Modelling the sinoatrial node across the scales: the role of heterogeneity in pacemaking and atrial driving

During a human being’s life, the heart beats on average 2 to 3 billion times. At each cycle, the primary pacemaker of the heart – the sinoatrial node – automatically depolarizes and excites the atria. The stimulus then travels along the cardiac conduction system and spreads to the ventricles, determining contraction. Why the sinoatrial node is able to show spontaneous and rhythmic electrical activity, as well as how it manages to drive the surrounding tissue, is still in-completely understood. The contribution of neural control to the physiology and pathology of the sinoatrial node is even less known. All this limits the chances of preventing and treating diseases originating from the disruption of these mechanisms, as it happens during aging. In this dissertation, the sub-cellular, cellular, tissue and organism levels of cardiac pacemaking are investigated using computational models and heart rate variability analysis. In particular, the aim of this work is that of providing quantitative information about the role of heterogeneity in sinoatrial node functioning.

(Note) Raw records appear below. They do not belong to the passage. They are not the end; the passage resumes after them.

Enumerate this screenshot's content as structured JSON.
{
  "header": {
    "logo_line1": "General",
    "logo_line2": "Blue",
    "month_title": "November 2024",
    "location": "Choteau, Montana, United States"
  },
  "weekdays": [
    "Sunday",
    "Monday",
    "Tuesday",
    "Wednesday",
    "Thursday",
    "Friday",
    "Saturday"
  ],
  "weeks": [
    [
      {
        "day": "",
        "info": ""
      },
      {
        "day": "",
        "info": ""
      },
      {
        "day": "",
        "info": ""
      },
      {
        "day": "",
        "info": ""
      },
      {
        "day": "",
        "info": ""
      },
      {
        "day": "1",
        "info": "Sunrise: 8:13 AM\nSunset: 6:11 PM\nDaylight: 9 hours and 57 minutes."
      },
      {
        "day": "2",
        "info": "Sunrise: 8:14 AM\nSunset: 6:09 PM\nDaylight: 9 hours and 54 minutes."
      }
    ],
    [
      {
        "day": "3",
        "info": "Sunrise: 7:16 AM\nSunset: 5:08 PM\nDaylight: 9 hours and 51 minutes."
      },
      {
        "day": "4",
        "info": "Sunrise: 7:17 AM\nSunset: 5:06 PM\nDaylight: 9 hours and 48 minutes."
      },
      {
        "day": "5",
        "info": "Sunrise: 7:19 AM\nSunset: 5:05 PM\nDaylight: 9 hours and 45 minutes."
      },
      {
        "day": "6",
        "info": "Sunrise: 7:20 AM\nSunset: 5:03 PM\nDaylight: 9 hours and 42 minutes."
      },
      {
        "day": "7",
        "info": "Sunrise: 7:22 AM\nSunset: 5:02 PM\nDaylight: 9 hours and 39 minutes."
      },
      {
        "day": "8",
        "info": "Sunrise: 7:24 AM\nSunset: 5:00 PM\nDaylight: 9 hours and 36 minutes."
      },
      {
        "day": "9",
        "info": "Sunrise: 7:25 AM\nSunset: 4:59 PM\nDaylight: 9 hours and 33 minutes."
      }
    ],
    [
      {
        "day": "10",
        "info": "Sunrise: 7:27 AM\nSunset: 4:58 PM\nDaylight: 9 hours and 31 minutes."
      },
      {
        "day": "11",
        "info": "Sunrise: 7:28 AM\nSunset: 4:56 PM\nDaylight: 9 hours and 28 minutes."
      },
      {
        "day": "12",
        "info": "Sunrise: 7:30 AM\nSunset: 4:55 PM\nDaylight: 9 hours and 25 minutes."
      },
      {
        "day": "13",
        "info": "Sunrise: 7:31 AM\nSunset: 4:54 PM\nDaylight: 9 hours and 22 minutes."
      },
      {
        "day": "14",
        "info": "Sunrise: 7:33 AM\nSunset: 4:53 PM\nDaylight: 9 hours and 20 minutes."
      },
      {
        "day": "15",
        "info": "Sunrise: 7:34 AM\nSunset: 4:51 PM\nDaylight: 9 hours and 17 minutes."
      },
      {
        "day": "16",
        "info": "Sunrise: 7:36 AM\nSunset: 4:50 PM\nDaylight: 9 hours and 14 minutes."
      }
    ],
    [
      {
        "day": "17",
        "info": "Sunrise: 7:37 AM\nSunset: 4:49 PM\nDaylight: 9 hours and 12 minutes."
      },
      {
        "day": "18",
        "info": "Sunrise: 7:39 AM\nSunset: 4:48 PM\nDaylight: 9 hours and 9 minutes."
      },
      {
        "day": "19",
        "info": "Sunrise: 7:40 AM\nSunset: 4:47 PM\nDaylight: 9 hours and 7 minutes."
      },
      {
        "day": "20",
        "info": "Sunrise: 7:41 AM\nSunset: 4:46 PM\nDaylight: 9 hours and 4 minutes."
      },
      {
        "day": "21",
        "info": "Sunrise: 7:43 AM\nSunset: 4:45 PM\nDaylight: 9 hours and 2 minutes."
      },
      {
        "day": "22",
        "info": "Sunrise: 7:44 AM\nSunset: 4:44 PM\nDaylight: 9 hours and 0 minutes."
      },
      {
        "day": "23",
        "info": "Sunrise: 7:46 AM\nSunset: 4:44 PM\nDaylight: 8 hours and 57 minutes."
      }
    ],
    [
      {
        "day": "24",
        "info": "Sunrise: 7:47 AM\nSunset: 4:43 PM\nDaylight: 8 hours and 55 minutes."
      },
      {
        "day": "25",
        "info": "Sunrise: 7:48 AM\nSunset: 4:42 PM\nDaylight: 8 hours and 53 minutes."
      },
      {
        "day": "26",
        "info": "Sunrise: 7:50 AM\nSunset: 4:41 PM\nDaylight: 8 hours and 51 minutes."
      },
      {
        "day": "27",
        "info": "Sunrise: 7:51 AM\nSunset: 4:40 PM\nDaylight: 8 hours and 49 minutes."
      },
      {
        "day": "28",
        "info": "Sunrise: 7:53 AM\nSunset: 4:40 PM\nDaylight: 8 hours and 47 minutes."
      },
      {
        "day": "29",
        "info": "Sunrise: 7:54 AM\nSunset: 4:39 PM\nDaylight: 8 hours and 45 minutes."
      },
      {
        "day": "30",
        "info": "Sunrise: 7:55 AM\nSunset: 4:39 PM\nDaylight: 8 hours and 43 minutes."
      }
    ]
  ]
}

In summary, the main results show that heterogeneity I) regulates the relative contribution of ion channels and intracellular calcium handling to the beating rate; II) increases the robustness of the sinoatrial node in originating the heartbeat and propagating it to the atrium, in both physiological and pathological conditions and III) vagal nerve stimulation stabilizes spectral heart rate variability metrics and promotes heart rate reduction and variability after myocardial infarction in pigs. In conclusion, this PhD dissertation represent a step forward in the comprehension of fundamental aspects of cardiac pacemaking.